O que temos espalhado pelo país como vida cultural — há excepções, as filarmónicas e os teatros, não os edifícios mas as estruturas de criação — são formas de animação sócio-pseudo-artísticas que entretêm mas não alteram nada, caridade institucionalizada, falta de qualidade assumida regra. Basta conhecer os nossos lares de velhos, por exemplo, e muitas creches. E muitas das nossas escolas, outras serão excelentes, também há — o que não tem nada com rankings. Não há modo de fazer que não seja fazer in loco, mexer nas coisas lá onde as coisas se passam — isto não vai com decisões baseadas em raciocínios médios, mediocracia, que é o que temos e pode dizer duas coisas, mas essencialmente mediania, aurea mediocritas.

As questões são da obsessão de ocupação total do tempo, de o converter em tempo útil de entretenimento, no tal passatempo que o Sena dizia ser a coisa mais estúpida que existe, mas não da invenção do que se possa criar num “tempo inútil”. O que há a fazer? Pois, é não só fazer voar as vacas, mas respirarmos um outro ar ambiente. No meio desta poluição mediática constante e das animações do contraditório opinativo visibilizado à exaustão, o céu de chumbo que se cria com as explosões eléctricas do costume, é um território improdutivo, forma de bloqueio, de país que se cria a si mesmo um muro intransponível com o futuro do outro lado, sem corpo que o materialize em outra realidade mais livre e emancipada, rica do que somos, mais que de fado, futebol e Fátima. E o futuro não é o ajuste orçamental, não tenham ilusões. A democracia é vida!

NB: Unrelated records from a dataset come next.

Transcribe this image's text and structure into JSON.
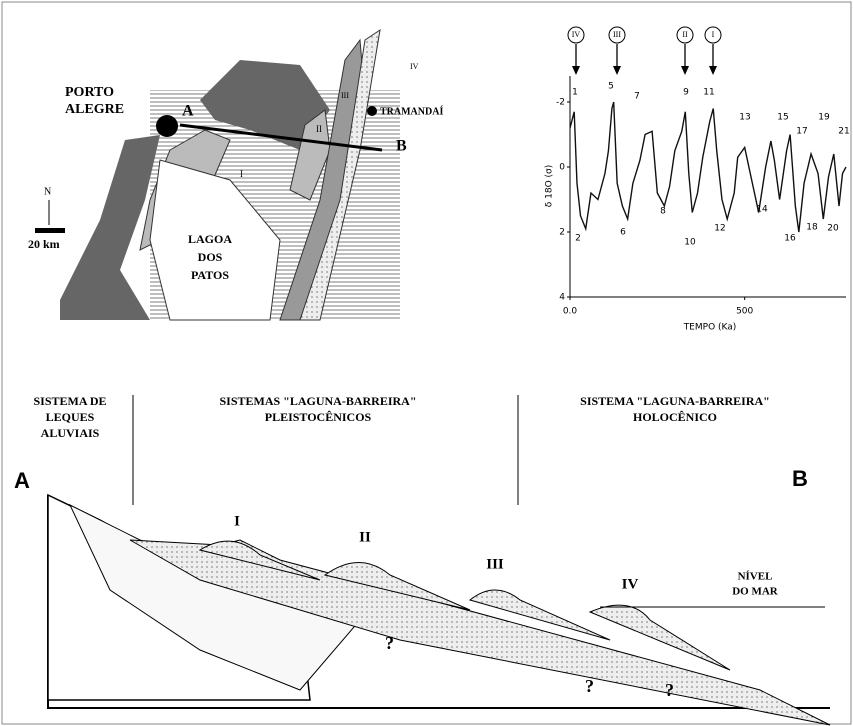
{
  "map": {
    "city": [
      "PORTO",
      "ALEGRE"
    ],
    "point_a": "A",
    "point_b": "B",
    "town": "TRAMANDAÍ",
    "north": "N",
    "scale": "20 km",
    "lagoon": [
      "LAGOA",
      "DOS",
      "PATOS"
    ],
    "barriers": [
      "I",
      "II",
      "III",
      "IV"
    ]
  },
  "chart_data": {
    "type": "line",
    "ylabel": "δ 18O (σ)",
    "xlabel": "TEMPO (Ka)",
    "x": [
      0,
      12,
      20,
      30,
      45,
      60,
      80,
      100,
      110,
      120,
      125,
      135,
      150,
      165,
      180,
      200,
      215,
      235,
      250,
      270,
      285,
      300,
      320,
      330,
      340,
      350,
      365,
      380,
      400,
      410,
      420,
      435,
      450,
      470,
      480,
      500,
      520,
      540,
      560,
      575,
      585,
      600,
      620,
      630,
      645,
      655,
      670,
      690,
      710,
      725,
      740,
      755,
      770,
      780,
      790
    ],
    "series": [
      {
        "color": "#111111",
        "values": [
          -1.2,
          -1.7,
          0.5,
          1.5,
          1.9,
          0.8,
          1.0,
          0.2,
          -0.5,
          -1.8,
          -2.0,
          0.5,
          1.2,
          1.6,
          0.5,
          -0.2,
          -1.0,
          -1.1,
          0.8,
          1.2,
          0.6,
          -0.5,
          -1.1,
          -1.7,
          0.2,
          1.4,
          0.8,
          -0.3,
          -1.4,
          -1.8,
          -0.5,
          1.0,
          1.6,
          0.8,
          -0.3,
          -0.6,
          0.4,
          1.4,
          0.0,
          -0.8,
          -0.2,
          1.0,
          -0.5,
          -1.0,
          1.2,
          2.0,
          0.5,
          -0.4,
          0.2,
          1.6,
          0.3,
          -0.4,
          1.2,
          0.2,
          0.0
        ]
      }
    ],
    "xlim": [
      0,
      790
    ],
    "ylim": [
      4,
      -2.8
    ],
    "xticks": [
      {
        "value": 0,
        "label": "0.0"
      },
      500
    ],
    "yticks": [
      -2,
      0,
      2,
      4
    ],
    "stages": [
      "1",
      "2",
      "5",
      "6",
      "7",
      "8",
      "9",
      "10",
      "11",
      "12",
      "13",
      "14",
      "15",
      "16",
      "17",
      "18",
      "19",
      "20",
      "21"
    ],
    "arrows": [
      "IV",
      "III",
      "II",
      "I"
    ]
  },
  "section": {
    "left": [
      "SISTEMA DE",
      "LEQUES",
      "ALUVIAIS"
    ],
    "middle": [
      "SISTEMAS \"LAGUNA-BARREIRA\"",
      "PLEISTOCÊNICOS"
    ],
    "right": [
      "SISTEMA \"LAGUNA-BARREIRA\"",
      "HOLOCÊNICO"
    ],
    "end_a": "A",
    "end_b": "B",
    "barriers": [
      "I",
      "II",
      "III",
      "IV"
    ],
    "sea_level": [
      "NÍVEL",
      "DO MAR"
    ],
    "unknown": [
      "?",
      "?",
      "?"
    ]
  }
}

Não, isto do Panteão não ajuda, mesmo na Ajuda. Somos peritos em desassunto. Problema mesmo é a burocracia electrónica que exclui pela complicação e que é unilateral, estúpida inteligência artificial, pois os tais softwares mandam as contas mandar no resto, nas artes, na autonomia do artístico agora subjugada sempre, e apenas, a trela contabilística. A visão contabilística, derivada da política financeira todo-o-terreno, sufoca pelo lado do orçamento o que deveriam ser, em perspectiva prospectiva, novas formas de sociabilidade a criar pelas artes. E não estou a dizer uma blague. Como querem reerguer o interior ardido? Para renascer das cinzas só mesmo com um intenso e profundo programa cultural, os abraços não pegam de estaca, não dão fruto, mas a criação sim, traz nova vida, novas formas de vida ao que, de há muito tempo, são modos de solidão compartilhada na espera da morte.

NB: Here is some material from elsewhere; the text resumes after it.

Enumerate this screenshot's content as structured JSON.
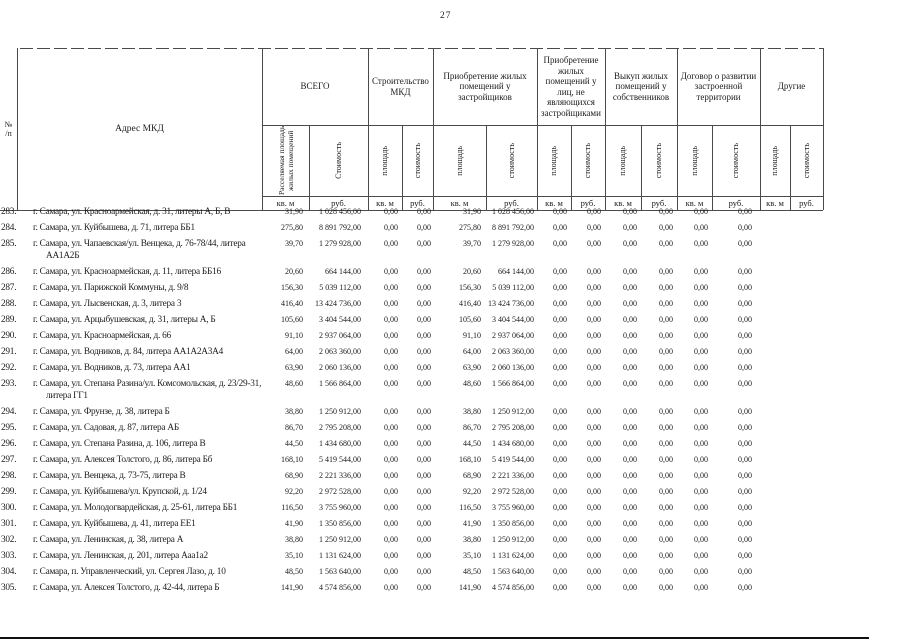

A questão do orçamento? É um instrumento, depende do programa — muito mais deveria orçamentar-se, mais que um por cento, basta olhar o nosso atraso! Para isso tem de haver país em projecto do Estado e da governação. O programa é do Estado e das instituições de acção artística e cultural, dos portugueses que querem um país emancipado da precariedade e da tragédia constante por razões de malformação organizativa herdada territorialmente e de incompetências várias — pobre do país que precisa de heróis —, as da propriedade e as dos atavismos, como as da corrupção, pequena e grande, e as dos amiguismos, partidários e cacicados. E não podemos viver sempre na sombra ofuscante da banca, dos poderes que não são escrutinados, nesta coisa de viver de joelhos permanentemente, de mão estendida e no “respeitinho é que é preciso” para os de lá de fora, para estes, lá fora, dizerem de modo paternalista que somos bons a sair da miséria e que um dia seremos como eles, mais que lixo.

Ó Portugal se fosses só três sílabas de plástico, que era mais barato!